‘Stern sentence’: Jessica Camilleri gets 21 years jail for decapitating mother
By Jenny Noyes
Jessica Camilleri used seven steak knives to stab her mother more than 100 times in the neck and head, breaking four of the weapons and decapitating her victim in the process, after dragging the 57-year-old by the hair into the kitchen on the night of July 20, 2019.
The horrific attack followed two days of rising tensions between the mother and daughter over the daughter’s behaviour, which began with her making a barrage of harassing phone calls to a stranger and culminated in Mrs Camilleri attempting to call an ambulance to have her daughter taken to hospital.
A jury in December found Camilleri not guilty of murder – due to her substantial mental impairment – but guilty of manslaughter. The NSW Supreme Court trial heard her multiple mental illnesses, including an “explosive rage disorder”, resulted in a significant loss of capacity to control herself.
She said Camilleri’s early attempts to blame her mother for the crime by suggesting she acted in self-defence showed she “fully understood” the nature of what she had done and her culpability.
“I am completely satisfied that Mrs Camilleri was not in any sense or at any time the aggressor,” she said.
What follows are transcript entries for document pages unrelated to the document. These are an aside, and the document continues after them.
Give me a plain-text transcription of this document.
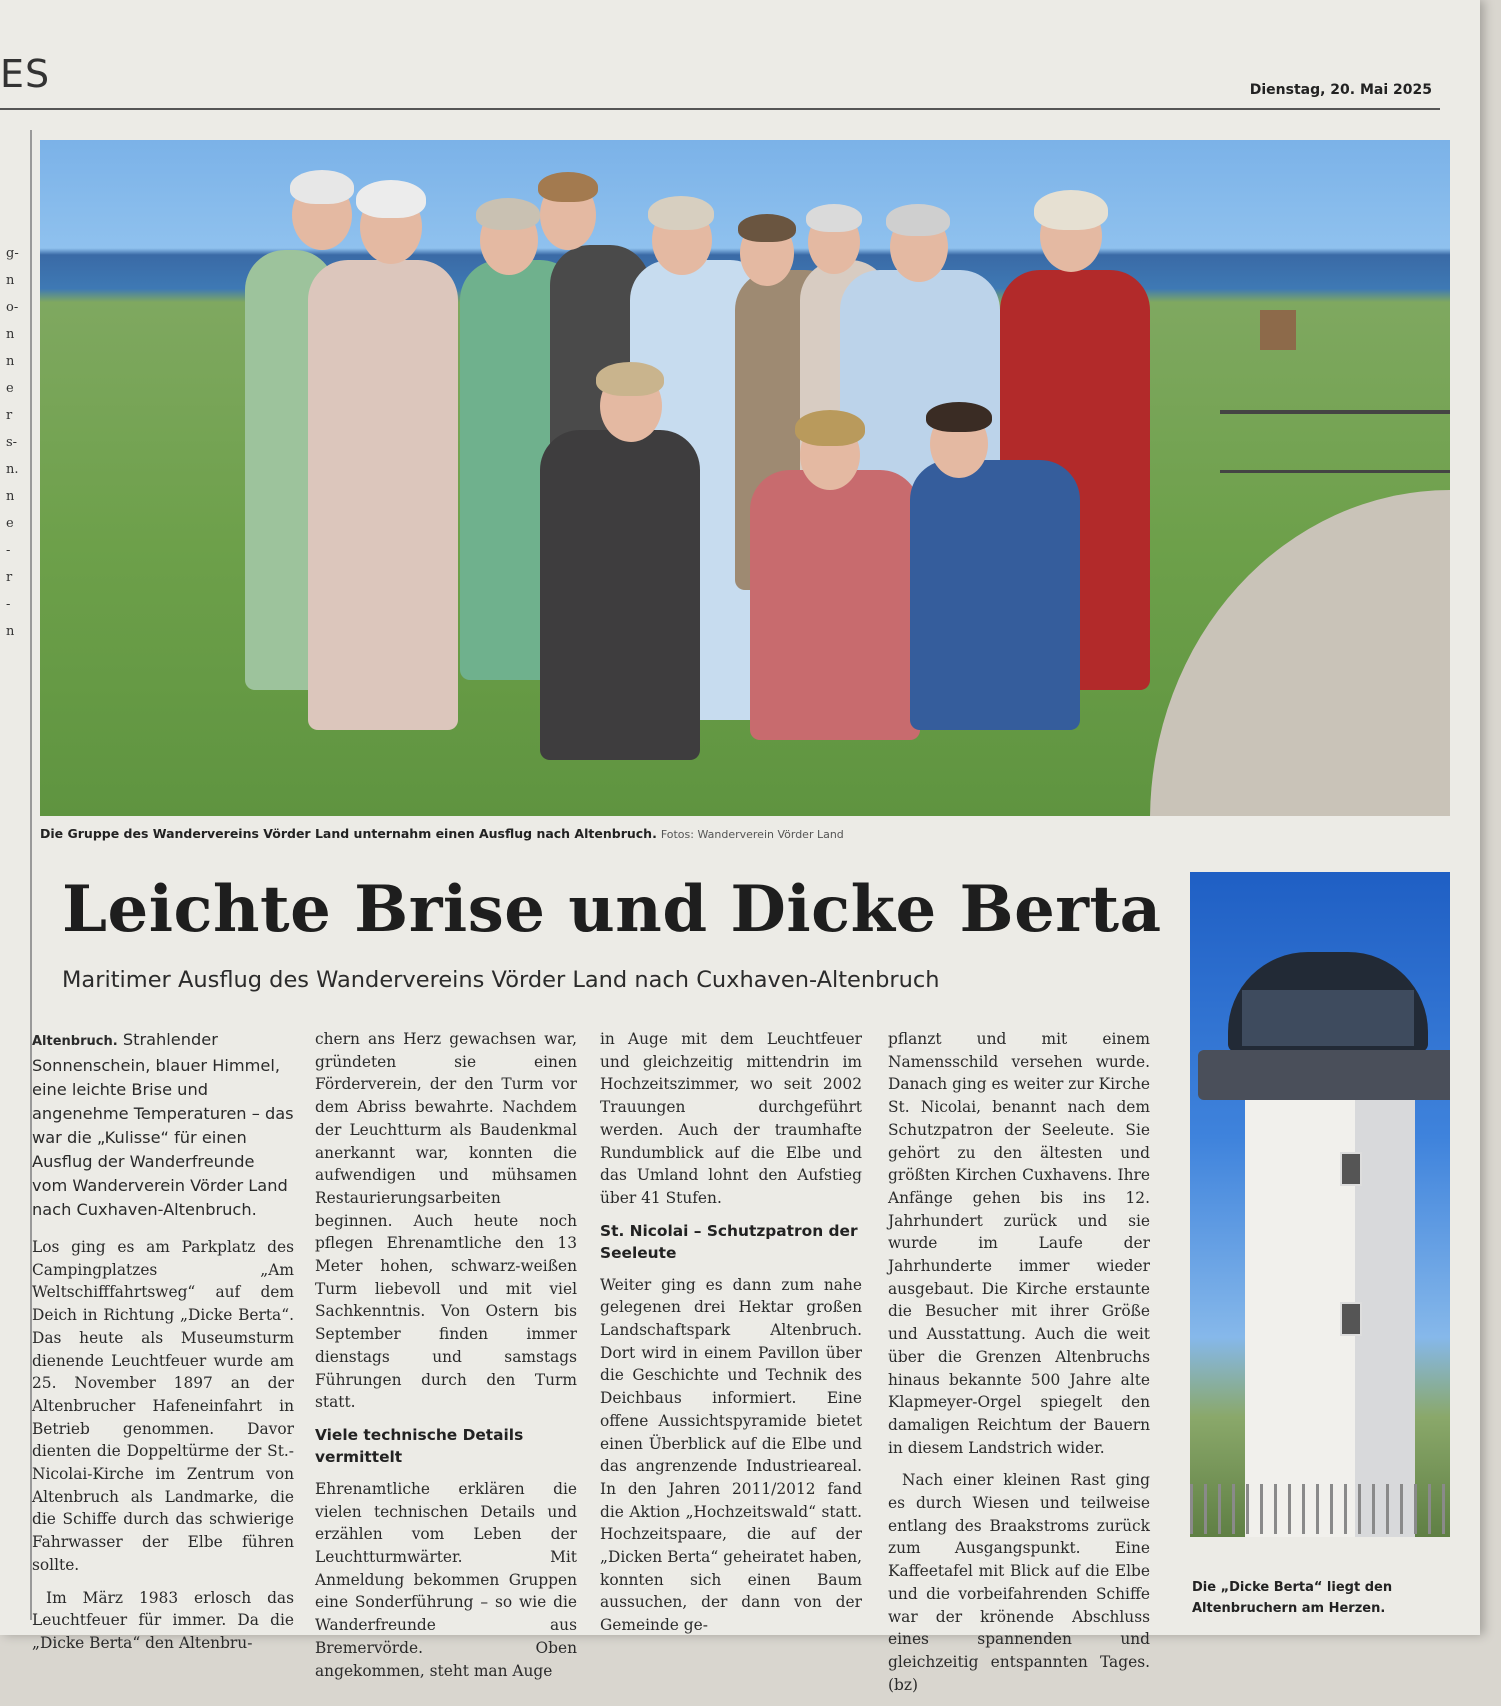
ES	Dienstag, 20. Mai 2025
g-
n
o-
n
n
e
r
s-
n.
n
e
-
r
-
n
Die Gruppe des Wandervereins Vörder Land unternahm einen Ausflug nach Altenbruch. Fotos: Wanderverein Vörder Land
Leichte Brise und Dicke Berta
Maritimer Ausflug des Wandervereins Vörder Land nach Cuxhaven-Altenbruch

Altenbruch. Strahlender Sonnenschein, blauer Himmel, eine leichte Brise und angenehme Temperaturen – das war die „Kulisse“ für einen Ausflug der Wanderfreunde vom Wanderverein Vörder Land nach Cuxhaven-Altenbruch.

Los ging es am Parkplatz des Campingplatzes „Am Weltschifffahrtsweg“ auf dem Deich in Richtung „Dicke Berta“. Das heute als Museumsturm dienende Leuchtfeuer wurde am 25. November 1897 an der Altenbrucher Hafeneinfahrt in Betrieb genommen. Davor dienten die Doppeltürme der St.-Nicolai-Kirche im Zentrum von Altenbruch als Landmarke, die die Schiffe durch das schwierige Fahrwasser der Elbe führen sollte.

Im März 1983 erlosch das Leuchtfeuer für immer. Da die „Dicke Berta“ den Altenbru-

chern ans Herz gewachsen war, gründeten sie einen Förderverein, der den Turm vor dem Abriss bewahrte. Nachdem der Leuchtturm als Baudenkmal anerkannt war, konnten die aufwendigen und mühsamen Restaurierungsarbeiten beginnen. Auch heute noch pflegen Ehrenamtliche den 13 Meter hohen, schwarz-weißen Turm liebevoll und mit viel Sachkenntnis. Von Ostern bis September finden immer dienstags und samstags Führungen durch den Turm statt.

Viele technische Details vermittelt

Ehrenamtliche erklären die vielen technischen Details und erzählen vom Leben der Leuchtturmwärter. Mit Anmeldung bekommen Gruppen eine Sonderführung – so wie die Wanderfreunde aus Bremervörde. Oben angekommen, steht man Auge

in Auge mit dem Leuchtfeuer und gleichzeitig mittendrin im Hochzeitszimmer, wo seit 2002 Trauungen durchgeführt werden. Auch der traumhafte Rundumblick auf die Elbe und das Umland lohnt den Aufstieg über 41 Stufen.

St. Nicolai – Schutzpatron der Seeleute

Weiter ging es dann zum nahe gelegenen drei Hektar großen Landschaftspark Altenbruch. Dort wird in einem Pavillon über die Geschichte und Technik des Deichbaus informiert. Eine offene Aussichtspyramide bietet einen Überblick auf die Elbe und das angrenzende Industrieareal. In den Jahren 2011/2012 fand die Aktion „Hochzeitswald“ statt. Hochzeitspaare, die auf der „Dicken Berta“ geheiratet haben, konnten sich einen Baum aussuchen, der dann von der Gemeinde ge-

pflanzt und mit einem Namensschild versehen wurde. Danach ging es weiter zur Kirche St. Nicolai, benannt nach dem Schutzpatron der Seeleute. Sie gehört zu den ältesten und größten Kirchen Cuxhavens. Ihre Anfänge gehen bis ins 12. Jahrhundert zurück und sie wurde im Laufe der Jahrhunderte immer wieder ausgebaut. Die Kirche erstaunte die Besucher mit ihrer Größe und Ausstattung. Auch die weit über die Grenzen Altenbruchs hinaus bekannte 500 Jahre alte Klapmeyer-Orgel spiegelt den damaligen Reichtum der Bauern in diesem Landstrich wider.

Nach einer kleinen Rast ging es durch Wiesen und teilweise entlang des Braakstroms zurück zum Ausgangspunkt. Eine Kaffeetafel mit Blick auf die Elbe und die vorbeifahrenden Schiffe war der krönende Abschluss eines spannenden und gleichzeitig entspannten Tages. (bz)

Die „Dicke Berta“ liegt den Altenbruchern am Herzen.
The attack was “entirely unprovoked and represented nothing more than an expression of the offender’s rage”.
Noting more than 90 defensive wounds found on Rita Camilleri’s body, Justice Wilson said the woman was conscious for a significant part of the attack.
By the time she came to remove her mother’s eyes, Justice Wilson said, she was acting out of “macabre curiosity” rather than uncontrollable rage.
“Mrs Camilleri’s life was cut short in the most horrible way imaginable,” she said. “The lives of others have been forever changed.”
Justice Wilson said in light of the “extreme gravity” of the crime and the need to protect the community from the offender, “a stern sentence is called for”.
Camilleri showed no emotion as she was sentenced to a maximum jail term of 21 years and seven months, to serve at least 16 years and two months without parole.
But family members who had sat in silence as the distressing details of Mrs Camilleri’s final moments were aired, finally broke down as the sentence was read out, sobbing and saying “thank you”.
Camilleri will be eligible for parole on September 19, 2035.